Thanks for any ideas!
More info #1: We expect mainly plain "word" like created PDFs with some images and some colored text elements/boxes. Full scanned pages are not expected in this process.
Upvotes: 2
Views: 2095
Reputation: 90213
See this answer for a Ghostscript-based tool:
It uses the new inkcov
device to determine the distribution of C (cyan), Y (yellow), M (magenta) and K (black) components (ink coverage) of each page. You'll need a Ghostscript version of 9.05 or newer.
Example command line:
gs -q -o - -sDEVICE=inkcov temp.pdf
0.00000 0.00000 0.00000 0.02230 CMYK OK
0.00000 0.00000 0.00000 0.02360 CMYK OK
0.00000 0.00000 0.00000 0.02525 CMYK OK
0.00000 0.00000 0.00000 0.01982 CMYK OK
Each page with zeros only for C, M and Y will be black/white only.
Upvotes: 1
Reputation: 5111
Probably the easiest way to do that is to use a tool to render the PDF to a set of images and then use a small program to determine if the colors used in those images are grayscale only or not.

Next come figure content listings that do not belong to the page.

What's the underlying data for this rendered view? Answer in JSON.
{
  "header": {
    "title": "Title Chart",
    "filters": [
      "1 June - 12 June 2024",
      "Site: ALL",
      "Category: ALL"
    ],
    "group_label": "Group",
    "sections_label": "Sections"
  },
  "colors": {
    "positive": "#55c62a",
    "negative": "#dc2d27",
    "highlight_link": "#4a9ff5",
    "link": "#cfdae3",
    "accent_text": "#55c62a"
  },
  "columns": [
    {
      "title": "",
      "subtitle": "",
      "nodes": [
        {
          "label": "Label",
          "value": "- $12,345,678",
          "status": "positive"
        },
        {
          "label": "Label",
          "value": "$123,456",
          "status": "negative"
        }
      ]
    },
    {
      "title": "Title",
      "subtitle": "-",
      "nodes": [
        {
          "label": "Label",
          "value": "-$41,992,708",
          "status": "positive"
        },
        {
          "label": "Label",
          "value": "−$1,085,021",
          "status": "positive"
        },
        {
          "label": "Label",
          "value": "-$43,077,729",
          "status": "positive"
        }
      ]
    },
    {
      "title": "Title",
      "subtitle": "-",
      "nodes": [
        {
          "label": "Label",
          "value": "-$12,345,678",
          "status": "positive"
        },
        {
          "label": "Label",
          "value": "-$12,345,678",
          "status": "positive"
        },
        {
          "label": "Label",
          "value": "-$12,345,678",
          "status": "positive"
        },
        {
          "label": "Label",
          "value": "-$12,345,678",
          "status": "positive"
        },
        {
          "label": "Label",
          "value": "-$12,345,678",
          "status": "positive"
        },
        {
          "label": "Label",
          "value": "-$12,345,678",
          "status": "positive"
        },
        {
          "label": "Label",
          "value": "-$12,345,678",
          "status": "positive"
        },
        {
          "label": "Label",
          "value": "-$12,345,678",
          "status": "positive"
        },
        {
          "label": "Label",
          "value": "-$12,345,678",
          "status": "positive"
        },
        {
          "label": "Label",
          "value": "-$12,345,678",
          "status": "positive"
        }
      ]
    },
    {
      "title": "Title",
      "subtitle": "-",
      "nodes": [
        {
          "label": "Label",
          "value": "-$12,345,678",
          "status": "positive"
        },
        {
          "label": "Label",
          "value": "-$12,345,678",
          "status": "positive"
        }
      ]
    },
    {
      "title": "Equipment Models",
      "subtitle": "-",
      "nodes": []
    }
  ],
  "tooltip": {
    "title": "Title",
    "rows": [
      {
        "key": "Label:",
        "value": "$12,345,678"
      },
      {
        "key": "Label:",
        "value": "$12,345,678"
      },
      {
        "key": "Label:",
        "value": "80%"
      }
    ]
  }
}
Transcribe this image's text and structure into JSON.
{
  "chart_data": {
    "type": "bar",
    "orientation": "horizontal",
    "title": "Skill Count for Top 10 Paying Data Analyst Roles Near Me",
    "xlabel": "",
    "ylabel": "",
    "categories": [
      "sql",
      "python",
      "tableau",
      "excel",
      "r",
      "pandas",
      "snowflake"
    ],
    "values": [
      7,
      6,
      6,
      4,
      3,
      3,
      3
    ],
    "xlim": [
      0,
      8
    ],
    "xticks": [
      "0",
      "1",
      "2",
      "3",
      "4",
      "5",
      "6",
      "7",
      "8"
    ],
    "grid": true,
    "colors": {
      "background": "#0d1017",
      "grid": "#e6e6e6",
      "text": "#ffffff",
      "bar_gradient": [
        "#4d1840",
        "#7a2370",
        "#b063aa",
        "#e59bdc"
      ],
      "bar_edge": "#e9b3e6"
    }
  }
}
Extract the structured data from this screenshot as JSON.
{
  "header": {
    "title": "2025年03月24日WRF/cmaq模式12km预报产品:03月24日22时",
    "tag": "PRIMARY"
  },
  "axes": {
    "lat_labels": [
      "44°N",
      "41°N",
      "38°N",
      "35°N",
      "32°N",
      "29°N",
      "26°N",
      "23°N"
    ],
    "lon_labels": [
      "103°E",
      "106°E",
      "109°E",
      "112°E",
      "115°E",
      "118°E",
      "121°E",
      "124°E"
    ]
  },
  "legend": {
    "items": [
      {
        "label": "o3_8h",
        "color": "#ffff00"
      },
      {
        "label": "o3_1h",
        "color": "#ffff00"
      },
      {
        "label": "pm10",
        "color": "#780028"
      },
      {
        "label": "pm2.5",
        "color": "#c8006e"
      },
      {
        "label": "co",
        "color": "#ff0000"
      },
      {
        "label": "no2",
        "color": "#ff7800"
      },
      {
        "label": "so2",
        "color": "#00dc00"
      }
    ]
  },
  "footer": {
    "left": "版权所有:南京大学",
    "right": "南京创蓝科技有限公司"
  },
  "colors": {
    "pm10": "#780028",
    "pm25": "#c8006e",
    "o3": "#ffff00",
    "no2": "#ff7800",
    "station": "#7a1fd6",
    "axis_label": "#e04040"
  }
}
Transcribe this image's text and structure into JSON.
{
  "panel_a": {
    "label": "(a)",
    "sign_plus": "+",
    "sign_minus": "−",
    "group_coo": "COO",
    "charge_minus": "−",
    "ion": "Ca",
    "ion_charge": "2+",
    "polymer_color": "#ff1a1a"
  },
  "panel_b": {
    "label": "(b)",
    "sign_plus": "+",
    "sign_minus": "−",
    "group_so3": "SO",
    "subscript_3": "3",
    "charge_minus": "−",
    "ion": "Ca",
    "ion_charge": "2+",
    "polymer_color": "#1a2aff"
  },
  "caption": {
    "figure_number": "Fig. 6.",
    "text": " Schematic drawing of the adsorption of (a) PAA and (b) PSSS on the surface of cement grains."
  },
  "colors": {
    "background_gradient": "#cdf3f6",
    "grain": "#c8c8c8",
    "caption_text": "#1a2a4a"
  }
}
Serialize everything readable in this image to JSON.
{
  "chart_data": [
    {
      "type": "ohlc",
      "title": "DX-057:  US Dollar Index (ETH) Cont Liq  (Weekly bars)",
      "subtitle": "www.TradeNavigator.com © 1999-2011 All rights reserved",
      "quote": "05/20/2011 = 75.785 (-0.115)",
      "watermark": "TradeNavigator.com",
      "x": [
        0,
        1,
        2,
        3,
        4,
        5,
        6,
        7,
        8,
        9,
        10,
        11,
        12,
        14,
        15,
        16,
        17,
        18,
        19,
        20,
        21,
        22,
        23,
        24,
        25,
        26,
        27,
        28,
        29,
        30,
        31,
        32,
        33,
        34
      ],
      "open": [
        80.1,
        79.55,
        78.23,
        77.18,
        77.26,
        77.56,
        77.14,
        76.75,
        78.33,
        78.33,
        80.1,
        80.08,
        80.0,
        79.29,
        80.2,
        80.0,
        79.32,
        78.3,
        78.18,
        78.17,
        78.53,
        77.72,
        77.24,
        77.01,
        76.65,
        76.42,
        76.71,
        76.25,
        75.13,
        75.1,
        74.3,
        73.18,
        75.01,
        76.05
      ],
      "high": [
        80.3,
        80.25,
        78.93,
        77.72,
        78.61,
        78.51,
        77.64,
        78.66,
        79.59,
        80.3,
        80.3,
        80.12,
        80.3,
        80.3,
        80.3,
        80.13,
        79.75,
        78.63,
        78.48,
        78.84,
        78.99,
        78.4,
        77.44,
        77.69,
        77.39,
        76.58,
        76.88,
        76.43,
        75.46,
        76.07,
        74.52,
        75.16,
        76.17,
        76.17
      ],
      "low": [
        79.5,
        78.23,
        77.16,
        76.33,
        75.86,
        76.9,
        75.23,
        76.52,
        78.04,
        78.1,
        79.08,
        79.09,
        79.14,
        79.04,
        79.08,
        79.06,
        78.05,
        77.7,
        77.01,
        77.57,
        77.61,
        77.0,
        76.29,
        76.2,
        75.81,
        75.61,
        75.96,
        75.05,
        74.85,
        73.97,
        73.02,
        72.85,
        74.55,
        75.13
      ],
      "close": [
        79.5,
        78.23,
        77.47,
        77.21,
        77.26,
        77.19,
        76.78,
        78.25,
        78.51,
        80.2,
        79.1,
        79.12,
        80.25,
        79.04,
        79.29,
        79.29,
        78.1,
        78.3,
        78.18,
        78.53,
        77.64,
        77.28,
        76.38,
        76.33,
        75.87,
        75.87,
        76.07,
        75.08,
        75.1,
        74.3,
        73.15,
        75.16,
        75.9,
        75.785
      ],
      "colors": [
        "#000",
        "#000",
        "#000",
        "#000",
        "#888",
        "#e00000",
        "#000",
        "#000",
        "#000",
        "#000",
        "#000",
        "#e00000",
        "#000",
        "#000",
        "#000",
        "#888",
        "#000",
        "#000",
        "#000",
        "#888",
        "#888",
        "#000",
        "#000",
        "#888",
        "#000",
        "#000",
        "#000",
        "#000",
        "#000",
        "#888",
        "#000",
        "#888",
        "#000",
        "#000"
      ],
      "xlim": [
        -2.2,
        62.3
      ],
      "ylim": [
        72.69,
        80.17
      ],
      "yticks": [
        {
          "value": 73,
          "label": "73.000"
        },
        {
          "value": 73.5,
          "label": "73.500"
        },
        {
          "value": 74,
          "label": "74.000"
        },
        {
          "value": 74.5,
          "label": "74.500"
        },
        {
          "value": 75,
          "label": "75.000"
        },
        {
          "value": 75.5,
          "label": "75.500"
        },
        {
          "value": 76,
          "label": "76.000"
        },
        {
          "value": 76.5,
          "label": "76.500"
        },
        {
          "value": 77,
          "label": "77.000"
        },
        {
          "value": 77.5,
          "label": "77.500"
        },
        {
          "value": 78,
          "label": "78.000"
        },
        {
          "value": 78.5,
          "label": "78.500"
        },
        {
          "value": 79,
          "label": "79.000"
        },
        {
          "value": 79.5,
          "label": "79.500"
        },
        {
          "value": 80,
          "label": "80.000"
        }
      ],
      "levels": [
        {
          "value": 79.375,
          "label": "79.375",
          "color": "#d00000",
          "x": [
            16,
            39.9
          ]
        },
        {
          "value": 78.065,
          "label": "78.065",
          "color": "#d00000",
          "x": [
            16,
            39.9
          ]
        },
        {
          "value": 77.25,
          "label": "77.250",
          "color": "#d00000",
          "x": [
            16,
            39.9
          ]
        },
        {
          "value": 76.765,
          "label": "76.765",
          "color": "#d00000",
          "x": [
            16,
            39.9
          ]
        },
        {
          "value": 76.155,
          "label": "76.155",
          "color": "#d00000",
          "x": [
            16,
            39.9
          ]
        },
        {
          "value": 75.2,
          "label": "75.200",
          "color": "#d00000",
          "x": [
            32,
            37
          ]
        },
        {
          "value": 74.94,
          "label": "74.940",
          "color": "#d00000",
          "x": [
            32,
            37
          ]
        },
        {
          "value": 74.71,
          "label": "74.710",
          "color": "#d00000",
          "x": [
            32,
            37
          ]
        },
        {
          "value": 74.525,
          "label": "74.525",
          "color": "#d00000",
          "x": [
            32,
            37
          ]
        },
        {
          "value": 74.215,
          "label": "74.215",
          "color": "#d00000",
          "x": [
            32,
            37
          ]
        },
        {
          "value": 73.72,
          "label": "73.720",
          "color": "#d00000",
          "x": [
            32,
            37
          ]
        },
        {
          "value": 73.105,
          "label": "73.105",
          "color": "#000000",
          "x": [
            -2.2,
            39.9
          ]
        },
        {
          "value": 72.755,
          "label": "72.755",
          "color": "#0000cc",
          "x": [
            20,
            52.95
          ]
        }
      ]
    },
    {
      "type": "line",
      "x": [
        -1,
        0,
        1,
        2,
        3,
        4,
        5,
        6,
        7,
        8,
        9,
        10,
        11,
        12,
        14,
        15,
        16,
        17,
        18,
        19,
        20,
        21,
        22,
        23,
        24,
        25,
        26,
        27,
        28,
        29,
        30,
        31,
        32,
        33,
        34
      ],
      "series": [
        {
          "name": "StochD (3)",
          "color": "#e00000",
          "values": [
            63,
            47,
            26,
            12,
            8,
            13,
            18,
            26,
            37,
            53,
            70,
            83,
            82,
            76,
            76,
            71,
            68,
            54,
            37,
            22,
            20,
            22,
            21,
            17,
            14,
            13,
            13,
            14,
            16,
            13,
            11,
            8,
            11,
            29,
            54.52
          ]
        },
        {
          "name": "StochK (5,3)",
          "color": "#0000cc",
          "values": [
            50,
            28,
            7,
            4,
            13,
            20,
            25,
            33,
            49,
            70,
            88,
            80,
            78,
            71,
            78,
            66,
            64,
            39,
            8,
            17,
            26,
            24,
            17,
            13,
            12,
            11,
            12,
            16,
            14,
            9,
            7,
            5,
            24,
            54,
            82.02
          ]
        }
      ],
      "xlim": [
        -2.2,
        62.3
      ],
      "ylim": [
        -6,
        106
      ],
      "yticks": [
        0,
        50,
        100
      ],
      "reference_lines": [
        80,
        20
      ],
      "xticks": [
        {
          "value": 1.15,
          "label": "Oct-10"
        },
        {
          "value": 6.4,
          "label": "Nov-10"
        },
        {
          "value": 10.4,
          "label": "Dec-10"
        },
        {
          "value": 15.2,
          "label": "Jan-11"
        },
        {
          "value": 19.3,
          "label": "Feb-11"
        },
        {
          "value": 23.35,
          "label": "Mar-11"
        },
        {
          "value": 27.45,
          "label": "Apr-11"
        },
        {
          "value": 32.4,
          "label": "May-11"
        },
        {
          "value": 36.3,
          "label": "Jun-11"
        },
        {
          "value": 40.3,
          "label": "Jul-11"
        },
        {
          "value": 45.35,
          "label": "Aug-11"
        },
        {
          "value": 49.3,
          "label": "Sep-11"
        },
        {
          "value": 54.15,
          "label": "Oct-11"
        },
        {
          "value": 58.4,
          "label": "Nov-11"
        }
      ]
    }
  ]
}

The second step can be performed by loading each and every image and scanning the pixels. For scanned pages: determining if something is grayscale is not trivial since you need to consider the whitepoint, blackpoint for each page and possibly lighting coloring of edges etc etc. I once created a tool te determine if something is just text or b/w lineart by obtaining the the 2D historgram of Abs( R- G ) and Abs( R - B ), plotting a straight line and check if that line and the regression constant where within some predefined ranges.
Upvotes: 0